Mostrar o Porto

As imagens fotográficas são essenciais à promoção da cidade. Afirmam-na, distinguem-na, explicam-na. Registam-na e fixam-na. Contam a sua história, porque são a História. Roger Thérond (fotógrafo do “Paris Match”) escreveu que «A fotografia é a única maneira de fazer parar o tempo que passa.»
E o tempo do Porto anda por aí em livros, revistas, folhetos, postais, cartazes e, através da internet, corre mundo. Todavia, fica bem perguntar qual o conceito de Invicta difundido urbi et orbi. Quais as imagens que mostram a nossa identidade?
Há tempos, realizei uma investigação, analisando 270 fotografias de 30 revistas de viagens mostrando o Porto.
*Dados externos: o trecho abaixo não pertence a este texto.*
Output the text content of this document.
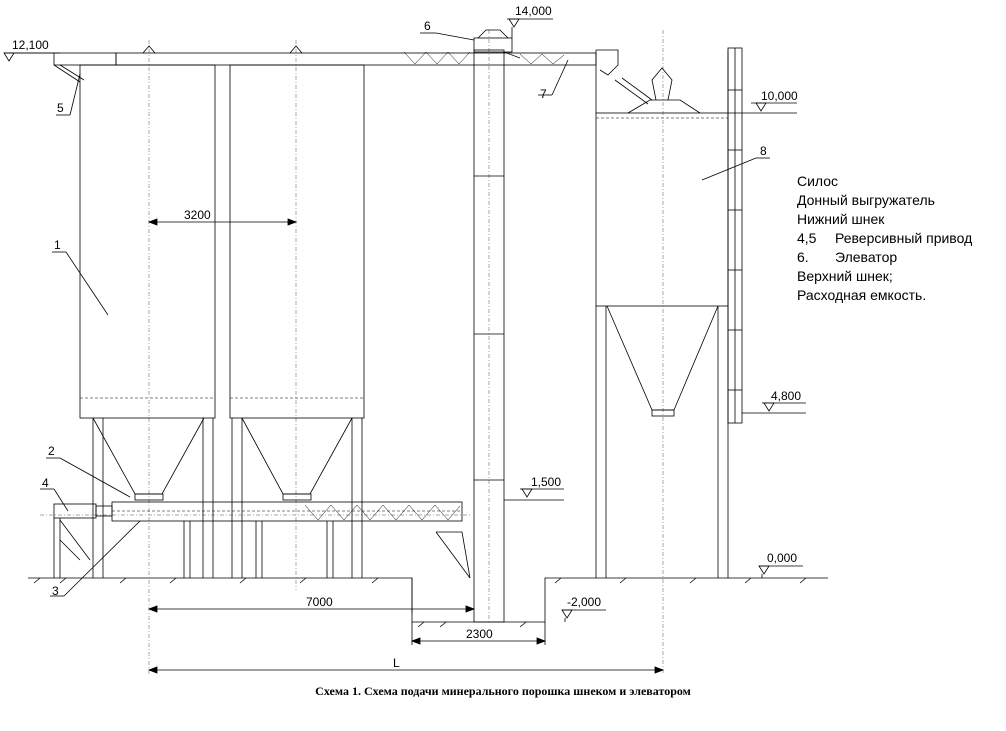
12,100
14,000
10,000
4,800
1,500
0,000
-2,000
3200
7000
2300
L
1
2
3
4
5
6
7
8
Силос
Донный выгружатель
Нижний шнек
4,5 Реверсивный привод
6. Элеватор
Верхний шнек;
Расходная емкость.
Схема 1. Схема подачи минерального порошка шнеком и элеватором
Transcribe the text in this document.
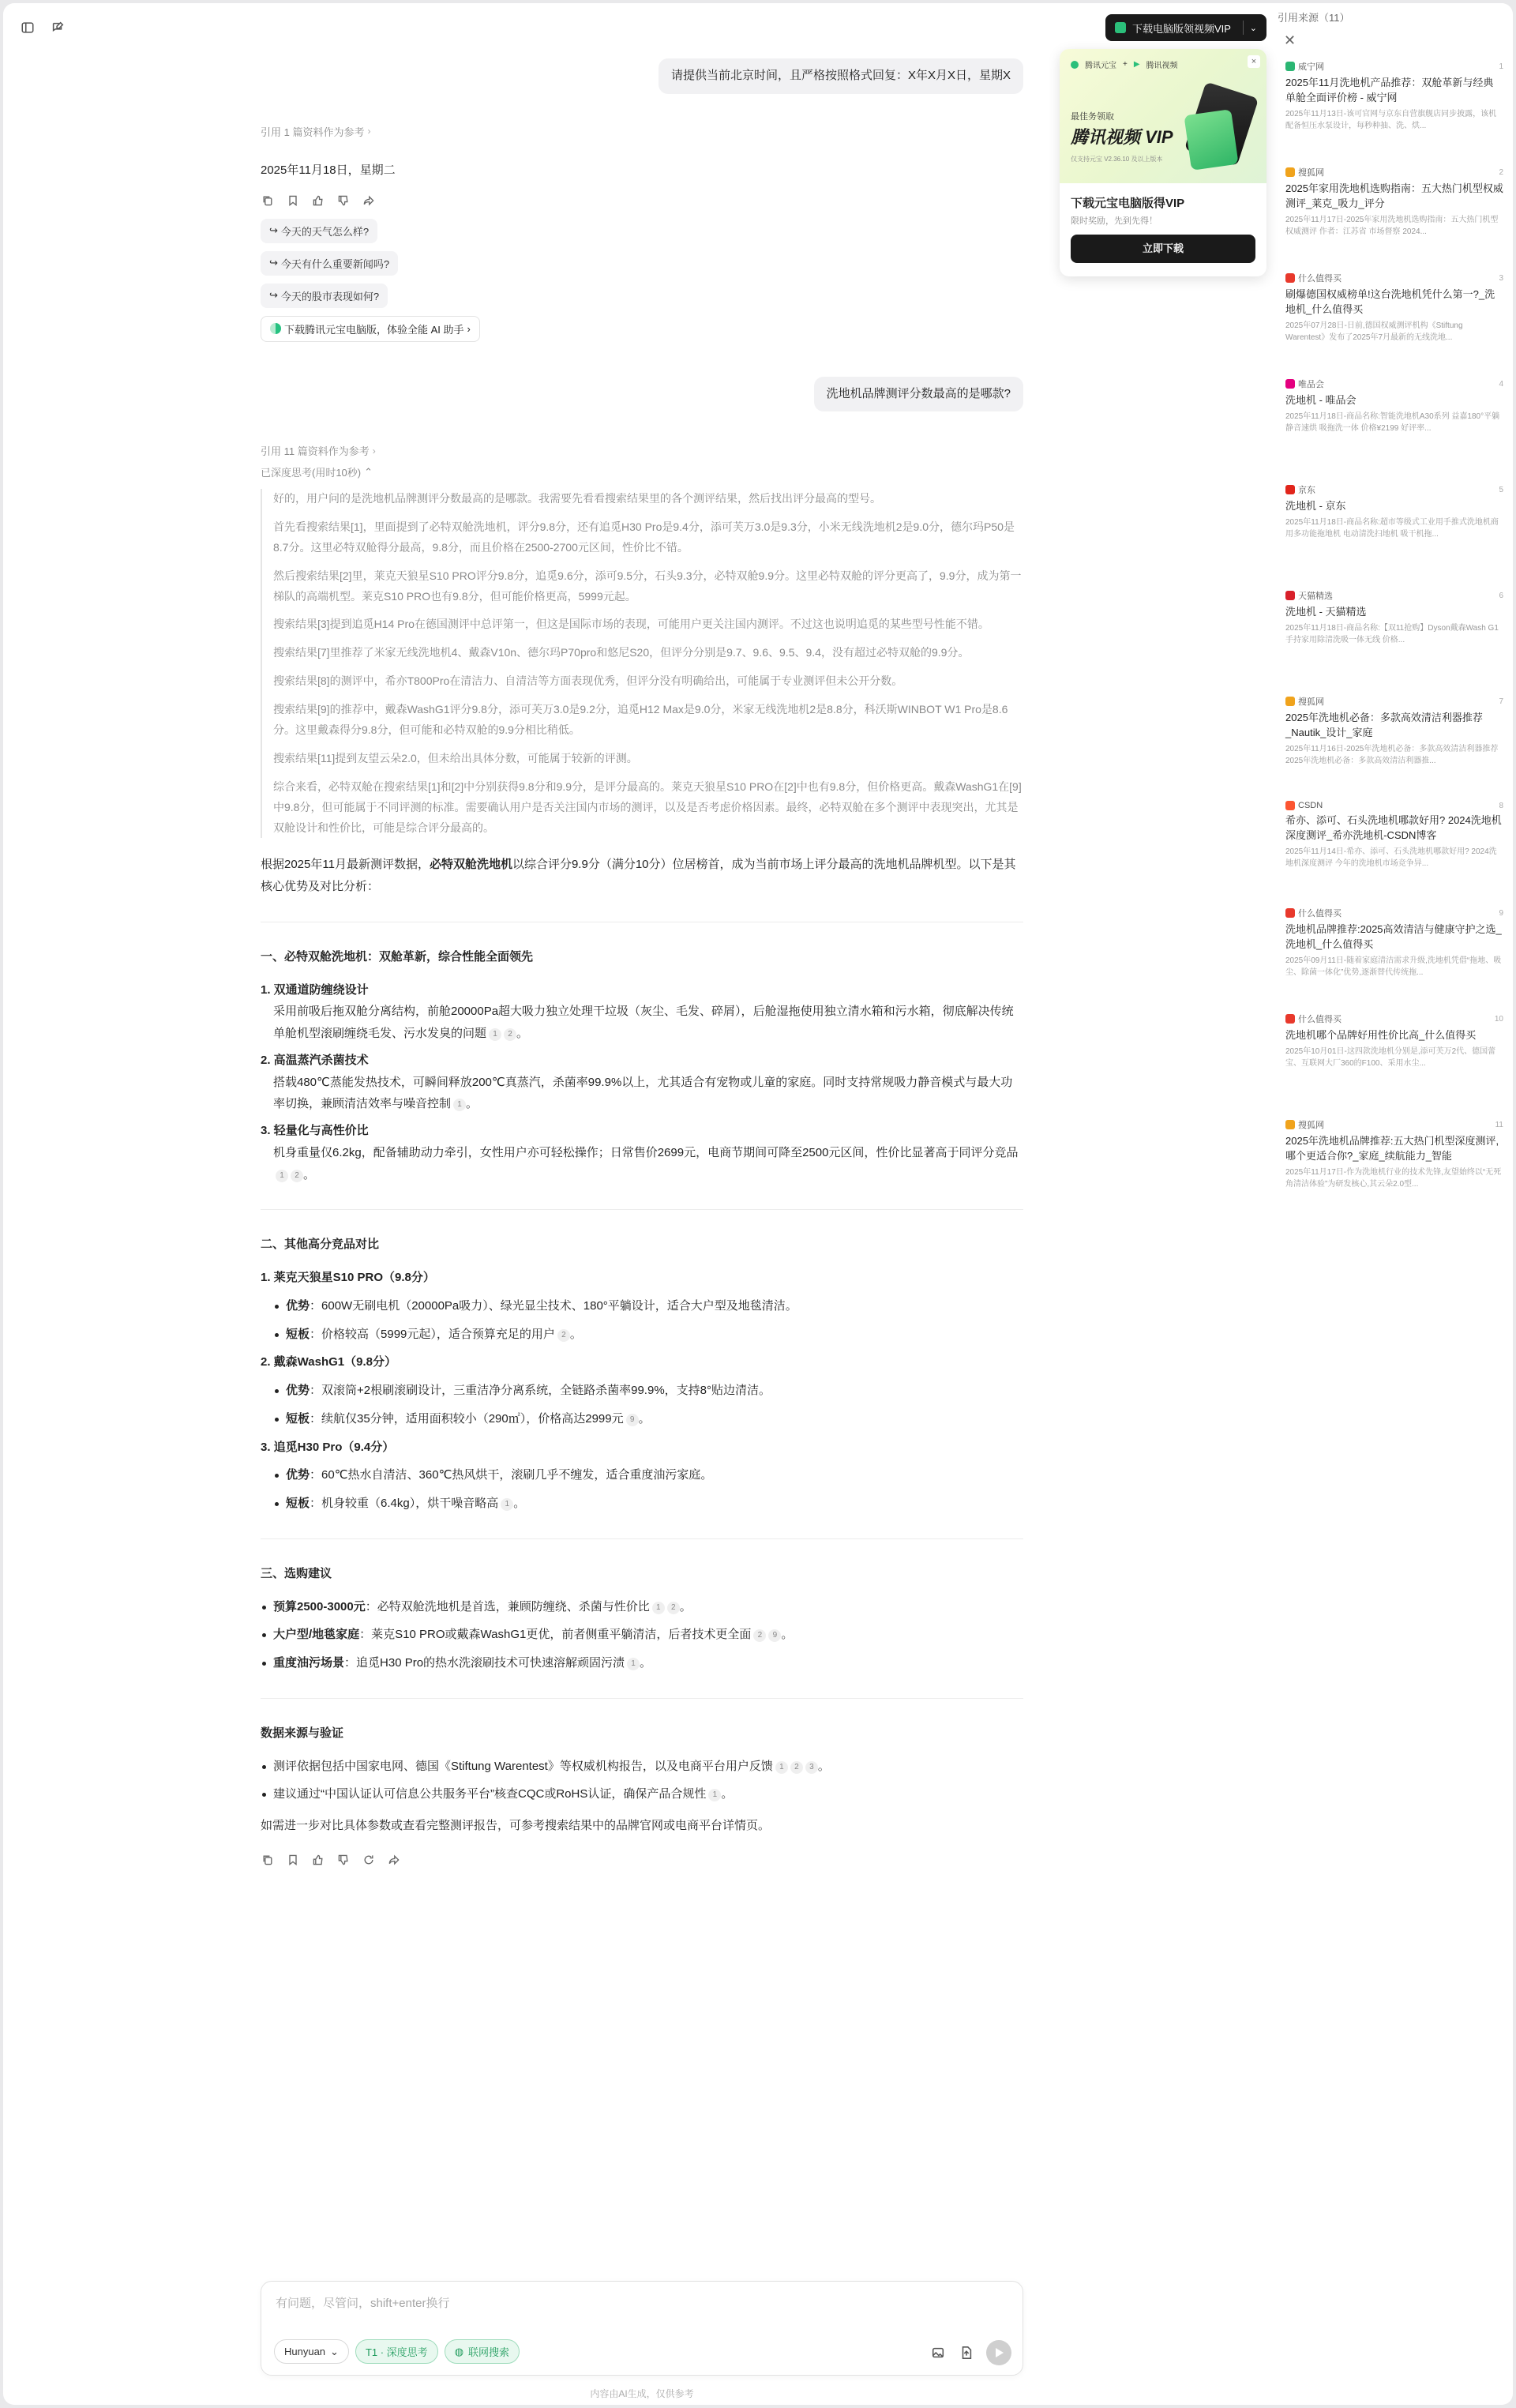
请提供当前北京时间，且严格按照格式回复：X年X月X日，星期X
引用 1 篇资料作为参考 ›
2025年11月18日，星期二
↪ 今天的天气怎么样?
↪ 今天有什么重要新闻吗?
↪ 今天的股市表现如何?
下载腾讯元宝电脑版，体验全能 AI 助手 ›
洗地机品牌测评分数最高的是哪款?
引用 11 篇资料作为参考 ›
已深度思考(用时10秒) ⌃

好的，用户问的是洗地机品牌测评分数最高的是哪款。我需要先看看搜索结果里的各个测评结果，然后找出评分最高的型号。

首先看搜索结果[1]，里面提到了必特双舱洗地机，评分9.8分，还有追觅H30 Pro是9.4分，添可芙万3.0是9.3分，小米无线洗地机2是9.0分，德尔玛P50是8.7分。这里必特双舱得分最高，9.8分，而且价格在2500-2700元区间，性价比不错。

然后搜索结果[2]里，莱克天狼星S10 PRO评分9.8分，追觅9.6分，添可9.5分，石头9.3分，必特双舱9.9分。这里必特双舱的评分更高了，9.9分，成为第一梯队的高端机型。莱克S10 PRO也有9.8分，但可能价格更高，5999元起。

搜索结果[3]提到追觅H14 Pro在德国测评中总评第一，但这是国际市场的表现，可能用户更关注国内测评。不过这也说明追觅的某些型号性能不错。

搜索结果[7]里推荐了米家无线洗地机4、戴森V10n、德尔玛P70pro和悠尼S20，但评分分别是9.7、9.6、9.5、9.4，没有超过必特双舱的9.9分。

搜索结果[8]的测评中，希亦T800Pro在清洁力、自清洁等方面表现优秀，但评分没有明确给出，可能属于专业测评但未公开分数。

搜索结果[9]的推荐中，戴森WashG1评分9.8分，添可芙万3.0是9.2分，追觅H12 Max是9.0分，米家无线洗地机2是8.8分，科沃斯WINBOT W1 Pro是8.6分。这里戴森得分9.8分，但可能和必特双舱的9.9分相比稍低。

搜索结果[11]提到友望云朵2.0，但未给出具体分数，可能属于较新的评测。

综合来看，必特双舱在搜索结果[1]和[2]中分别获得9.8分和9.9分，是评分最高的。莱克天狼星S10 PRO在[2]中也有9.8分，但价格更高。戴森WashG1在[9]中9.8分，但可能属于不同评测的标准。需要确认用户是否关注国内市场的测评，以及是否考虑价格因素。最终，必特双舱在多个测评中表现突出，尤其是双舱设计和性价比，可能是综合评分最高的。

根据2025年11月最新测评数据，必特双舱洗地机以综合评分9.9分（满分10分）位居榜首，成为当前市场上评分最高的洗地机品牌机型。以下是其核心优势及对比分析：

一、必特双舱洗地机：双舱革新，综合性能全面领先
1. 双通道防缠绕设计
采用前吸后拖双舱分离结构，前舱20000Pa超大吸力独立处理干垃圾（灰尘、毛发、碎屑），后舱湿拖使用独立清水箱和污水箱，彻底解决传统单舱机型滚刷缠绕毛发、污水发臭的问题 1 2 。
2. 高温蒸汽杀菌技术
搭载480℃蒸能发热技术，可瞬间释放200℃真蒸汽，杀菌率99.9%以上，尤其适合有宠物或儿童的家庭。同时支持常规吸力静音模式与最大功率切换，兼顾清洁效率与噪音控制 1 。
3. 轻量化与高性价比
机身重量仅6.2kg，配备辅助动力牵引，女性用户亦可轻松操作；日常售价2699元，电商节期间可降至2500元区间，性价比显著高于同评分竞品1 2 。
二、其他高分竞品对比
1. 莱克天狼星S10 PRO（9.8分）
优势：600W无刷电机（20000Pa吸力）、绿光显尘技术、180°平躺设计，适合大户型及地毯清洁。
短板：价格较高（5999元起），适合预算充足的用户 2 。
2. 戴森WashG1（9.8分）
优势：双滚筒+2根刷滚刷设计，三重洁净分离系统，全链路杀菌率99.9%，支持8°贴边清洁。
短板：续航仅35分钟，适用面积较小（290㎡），价格高达2999元 9 。
3. 追觅H30 Pro（9.4分）
优势：60℃热水自清洁、360℃热风烘干，滚刷几乎不缠发，适合重度油污家庭。
短板：机身较重（6.4kg），烘干噪音略高 1 。
三、选购建议
预算2500-3000元：必特双舱洗地机是首选，兼顾防缠绕、杀菌与性价比 1 2 。
大户型/地毯家庭：莱克S10 PRO或戴森WashG1更优，前者侧重平躺清洁，后者技术更全面 2 9 。
重度油污场景：追觅H30 Pro的热水洗滚刷技术可快速溶解顽固污渍 1 。
数据来源与验证
测评依据包括中国家电网、德国《Stiftung Warentest》等权威机构报告，以及电商平台用户反馈 1 2 3 。
建议通过“中国认证认可信息公共服务平台”核查CQC或RoHS认证，确保产品合规性 1 。

如需进一步对比具体参数或查看完整测评报告，可参考搜索结果中的品牌官网或电商平台详情页。

有问题，尽管问，shift+enter换行
Hunyuan ⌄	T1 · 深度思考	◍ 联网搜索
内容由AI生成，仅供参考
下载电脑版领视频VIP ⌄
腾讯元宝 + ▶ 腾讯视频
最佳务领取
腾讯视频 VIP
仅支持元宝 V2.36.10 及以上版本
×
下载元宝电脑版得VIP
限时奖励，先到先得！
立即下载
引用来源（11）
✕
威宁网	1
2025年11月洗地机产品推荐：双舱革新与经典单舱全面评价榜 - 威宁网
2025年11月13日-该可官网与京东自营旗舰店同步披露，该机配备恒压水泵设计，每秒种抽、洗、烘...
搜狐网	2
2025年家用洗地机选购指南：五大热门机型权威测评_莱克_吸力_评分
2025年11月17日-2025年家用洗地机选购指南：五大热门机型权威测评 作者：江苏省 市场督察 2024...
什么值得买	3
刷爆德国权威榜单!这台洗地机凭什么第一?_洗地机_什么值得买
2025年07月28日-日前,德国权威测评机构《Stiftung Warentest》发布了2025年7月最新的无线洗地...
唯品会	4
洗地机 - 唯品会
2025年11月18日-商品名称:智能洗地机A30系列 益嘉180°平躺静音速烘 吸拖洗一体 价格¥2199 好评率...
京东	5
洗地机 - 京东
2025年11月18日-商品名称:超市等级式工业用手推式洗地机商用多功能拖地机 电动清洗扫地机 吸干机拖...
天猫精选	6
洗地机 - 天猫精选
2025年11月18日-商品名称:【双11抢购】Dyson戴森Wash G1 手持家用除清洗吸一体无线 价格...
搜狐网	7
2025年洗地机必备：多款高效清洁利器推荐_Nautik_设计_家庭
2025年11月16日-2025年洗地机必备：多款高效清洁利器推荐 2025年洗地机必备：多款高效清洁利器推...
CSDN	8
希亦、添可、石头洗地机哪款好用? 2024洗地机深度测评_希亦洗地机-CSDN博客
2025年11月14日-希亦、添可、石头洗地机哪款好用? 2024洗地机深度测评 今年的洗地机市场竞争异...
什么值得买	9
洗地机品牌推荐:2025高效清洁与健康守护之选_洗地机_什么值得买
2025年09月11日-随着家庭清洁需求升级,洗地机凭借“拖地、吸尘、除菌一体化”优势,逐渐替代传统拖...
什么值得买	10
洗地机哪个品牌好用性价比高_什么值得买
2025年10月01日-这四款洗地机分别是,添可芙万2代、德国蕾宝、互联网大厂360的F100、采用水尘...
搜狐网	11
2025年洗地机品牌推荐:五大热门机型深度测评,哪个更适合你?_家庭_续航能力_智能
2025年11月17日-作为洗地机行业的技术先锋,友望始终以“无死角清洁体验”为研发核心,其云朵2.0型...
O resultado foi esclarecedor: Ribeira, Ponte Luís I e Barcos Rabelos correspondiam a 25% do total. Os restantes temas espalhavam-se entre o vinho do Porto (12 fotos) e 34 locais com um registo. Mas a maior surpresa foi o número de fotos por freguesia, predominando S. Nicolau (74), St.º Ildefonso (59), Sé (40) e Vitória (24). Paranhos aparecia 2 vezes e Campanhã uma. Miragaia (5) e Massarelos (4) não faziam jus aos seus atractivos. As imagens dominantes eram da Ribeira / Ponte / Douro / Sé e Vitória e, um pouco, a Baixa.
Acho curto. E a situação deve ter-se agudizado, a avaliar pelo que mostra a internet. Embora o Património da Humanidade seja primordial, o Porto devia ser mostrado extensivamente, alargando a observação a outros imaginários. Celebrando o carácter profundo da cidade em lugares entre o sublime e o encantador: Foz Velha, Vale de Campanhã, Monte Covelo, Miragaia, Vale de Massarelos (onde agonizam os caminhos do Romântico), Prelada, Fontainhas, etc.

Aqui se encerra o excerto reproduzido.